Politicamente, o discurso oficial revela uma tendência preocupante de polarização simbólica. As manifestações populares recentes são abordadas maioritariamente como problema de ordem pública, raramente como sintoma de uma crise de representação e confiança. Ao enfatizar as consequências e minimizar as causas, o discurso governamental corre o risco de aprofundar divisões e enfraquecer a coesão nacional. Em democracia, estabilidade duradoura não se constrói apenas com ordem, mas com legitimidade percebida.
Também no domínio da segurança, nomeadamente no combate ao terrorismo em Cabo Delgado, a comunicação pública tem sido superficial. Falta clareza estratégica, transparência sobre os acordos de cooperação internacional e uma narrativa que integre segurança, desenvolvimento e reconstrução social. A ausência de explicações consistentes alimenta desconfiança e sensação de gestão opaca de um dos maiores desafios nacionais.
O estilo de liderança observado privilegia a prudência extrema, o equilíbrio interno e a manutenção de alianças políticas. Historicamente, em contextos de pobreza estrutural e desigualdade profunda, essa prudência tende a traduzir-se em imobilismo. Reformas estruturais exigem risco político, enfrentamento de interesses e capacidade de mobilizar a sociedade em torno de um projeto nacional claro. Até agora, esse projecto não se materializou de forma inteligível.
Nada disto implica negar a complexidade do contexto ou ignorar constrangimentos internos e externos. Governação é sempre exercício de limites. Contudo, liderar é escolher, e as escolhas feitas neste primeiro ano indicam que a prioridade tem sido a estabilidade do poder, mais do que a transformação do país. O silêncio público em torno dessas opções é, por si só, um problema. Normaliza-se a mediocridade, aceita-se a precariedade como destino e adia-se indefinidamente a ambição nacional. A história, porém, não é indulgente com lideranças que confundem gestão do poder com construção do futuro.

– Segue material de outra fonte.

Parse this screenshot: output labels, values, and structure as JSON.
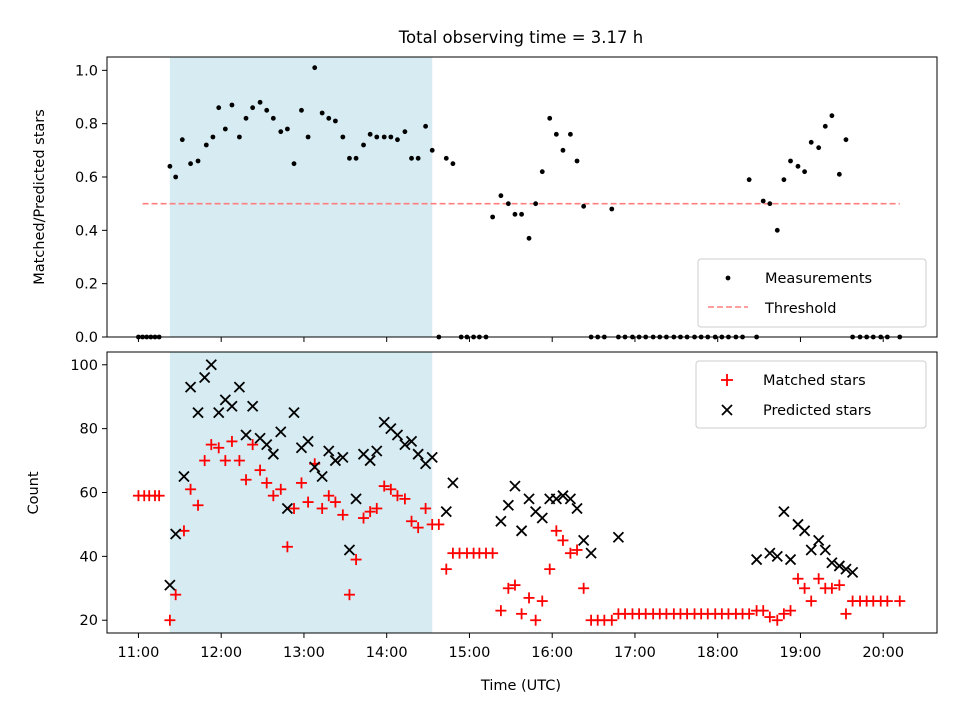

Um ano sob esta lógica não é pouco. É suficiente para perceber que: A centralização exacerbou a fragilidade das decisões locais, atrasando projectos estruturantes. O medo e a vigilância foram reforçados, não apenas no discurso, mas nas práticas administrativas e fiscais.
O juízo de valor é directo, Chapo falhou em traduzir autoridade em transformação, preferindo consolidar a sua posição e reforçar dependências hierárquicas. O poder que se concentra demais não produz resultados sociais ou económicos; apenas protege-se. A descentralização, princípio que poderia gerar dinamismo e responsabilização local, foi ignorada ou invertida. Em termos comparativos, um ano é suficiente para verificar o seguinte: Onde a decisão poderia estar próxima do problema, o atraso foi deliberado. Onde a população poderia ter voz, foi neutralizada pelo excesso de controlo.
Onde a iniciativa poderia criar riqueza, o espaço foi ocupado pelo centralismo administrativo. A promessa de desenvolvimento equitativo tornou-se retórica: o que cresce é a hierarquia do poder, não a capacidade produtiva do país. Um ano é suficiente para perceber o rumo. E o rumo escolhido aponta para a gestão da permanência, não para a ruptura transformadora. A questão que se impõe, de forma inevitável, é simples e profunda: governar para manter o poder ou governar para mudar o país?
A conclusão é dura, mas necessária: um ano de Chapo mostrou que manter o poder não é a mesma coisa que governar, e que centralizar demais é empobrecer a capacidade do país de se mover e crescer. Moçambique, portanto, pagou o preço de um mandato centrado na autoridade e não na transformação e isso não é previsão, é constatação ao fim de 12 meses.